- Chilly Willy is the mascot of the Esperanza Base group

= Scouting in the Antarctic =

Scouting in the Antarctic is maintained by a single troop of Argentine Scouts and also by visiting Scouts from other nations who are participating in expeditions and research projects.

==Permanent Scout Group==
The southernmost Scout unit of the world, the Grupo Scouts 1556 "Esperanza Blanca", is at the Esperanza Base at the tip of the Antarctic Peninsula; it is affiliated to the Scouts de Argentina. Originally, the group belonged to the Asociación Diocesana de Scouts Católicos Argentinos Castrense (Diocesan Association of the Catholic Scouts of Argentina - Military Diocese), an independent Scout organization with links to the Union Internationale des Guides et Scouts d'Europe.

==Scouts participating in Antarctic expeditions==
Charles Hoadley, who founded one of the first Scout Groups in Footscray, Victoria, Australia, was a member of the Australasian Antarctic Expedition led by Sir Douglas Mawson from 1911 to 1914. Hoadley was a member of the Western Base Party. Cape Hoadley was named after him upon discovery by the exploration party.

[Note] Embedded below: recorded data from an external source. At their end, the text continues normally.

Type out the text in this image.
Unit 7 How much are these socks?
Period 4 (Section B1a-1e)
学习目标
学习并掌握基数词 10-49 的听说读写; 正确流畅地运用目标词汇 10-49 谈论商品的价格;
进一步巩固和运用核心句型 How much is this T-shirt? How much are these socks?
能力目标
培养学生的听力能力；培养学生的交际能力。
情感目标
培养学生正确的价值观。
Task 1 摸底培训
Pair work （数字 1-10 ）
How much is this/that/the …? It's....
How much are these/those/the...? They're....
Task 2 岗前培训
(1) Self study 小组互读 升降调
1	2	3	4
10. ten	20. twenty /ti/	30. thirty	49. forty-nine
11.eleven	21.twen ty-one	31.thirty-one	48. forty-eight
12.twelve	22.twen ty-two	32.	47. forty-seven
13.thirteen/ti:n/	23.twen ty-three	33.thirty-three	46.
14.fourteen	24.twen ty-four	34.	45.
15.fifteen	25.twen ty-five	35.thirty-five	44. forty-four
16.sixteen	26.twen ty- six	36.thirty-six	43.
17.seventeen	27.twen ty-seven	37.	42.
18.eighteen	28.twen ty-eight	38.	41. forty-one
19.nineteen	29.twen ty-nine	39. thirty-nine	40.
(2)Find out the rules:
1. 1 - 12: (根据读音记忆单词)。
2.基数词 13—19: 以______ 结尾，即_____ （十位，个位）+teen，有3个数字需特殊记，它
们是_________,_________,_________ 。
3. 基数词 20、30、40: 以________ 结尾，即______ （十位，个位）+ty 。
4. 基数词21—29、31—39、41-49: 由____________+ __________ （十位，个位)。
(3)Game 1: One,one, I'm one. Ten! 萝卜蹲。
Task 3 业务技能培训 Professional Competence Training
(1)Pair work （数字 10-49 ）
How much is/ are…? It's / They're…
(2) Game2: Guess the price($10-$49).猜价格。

James William Slessor Marr was one of two British Scouts who were selected from 1,700 Scouting applicants to accompany Sir Ernest Shackleton on the 1921 Shackleton–Rowett Expedition. The expedition was curtailed following the death of Shackleton, but Marr later joined the 1929 British Australian and New Zealand Antarctic Research Expedition. The other Scout, Norman Mooney, left the expedition en route due to illness.

Paul Siple took part in two Byrd expeditions of 1928 to 1930 and 1933 to 1935, representing the Boy Scouts of America as an Eagle Scout.

===BSA Antarctic Scientific Program===
Following the example of Paul Siple, Eagle Scout Richard Chappell was selected to join the researchers of the United States Antarctic Program to mark International Geophysical Year in 1957–58. Mark Lienmiller was similarly selected to go to the Antarctic in 1978 for the 50th anniversary of Byrd's 1928 expedition. This was repeated in 1985 when Doug Barnhart was selected. These placements proved so successful that the National Science Foundation announced that once every three years, the National Science Foundation would sponsor an "Antarctic Scout" to join the Antarctic Program commencing in 1987, with the aim of "providing students with opportunities to participate in research activities outside the college or university setting".

==Scouting Antarctic expeditions==

Three Scouts of Scouts Australia, Ian Brown, Keith Williams, and Peter Treseder, were the first Australians to walk unaided to the South Pole, and stood at the Pole with the World Scout flag on New Year's Day 1998. It took them 60 days to reach the Pole, pulling all their food and gear with them. "We gained our zest for adventure in Scouts. Scouting is fun and you learn to adventure safely," they said in a message broadcast from Antarctica to Scouts at the 1997/98 Australian Scout Jamboree.

In January 2019 Joe Doherty, a member of Hampshire Scout Expeditions, became the first Scout in the world to ski to the south pole and kite ski back. It took 66 days and covered over 2000 km. The team originally consisted of 5 members, but due to injury and other commitments, Joe went on a guided expedition there and back. Joe skied with 1 guide and two clients to the pole and kite skied back with the guide, from Antarctic Logistics and Expeditions (ALE). They carried all their own supplies, weighing up to 120kg at times.

In December 2021 Venturing Crew 774 of Orange County Council, CA, USA (part of the Boy Scouts of America) participated in an expedition to the Antarctic Peninsula. They traveled aboard the Plancius, operated by Oceanwide Expeditions. During the cruise they assisted with marine faunal collections, working with scientific divers from the Natural History Museum of Los Angeles, camped on the continent, kayaked, and worked on rank advancement and leadership training. 20 youth supported by 19 adult volunteers participated.

In January 2022 a ten strong team of Scouts (8 from Kent and 2 from Scotland) sailed to the Antarctic Peninsular as part of the REQUEST2021 Antarctica Project. This was to commemorate the 1921 - 1922 Shackleton-Rowett "Quest" Expedition for which Scouts James Marr and Norman Mooney were selected as cabin boys by Sir Ernest Shackleton.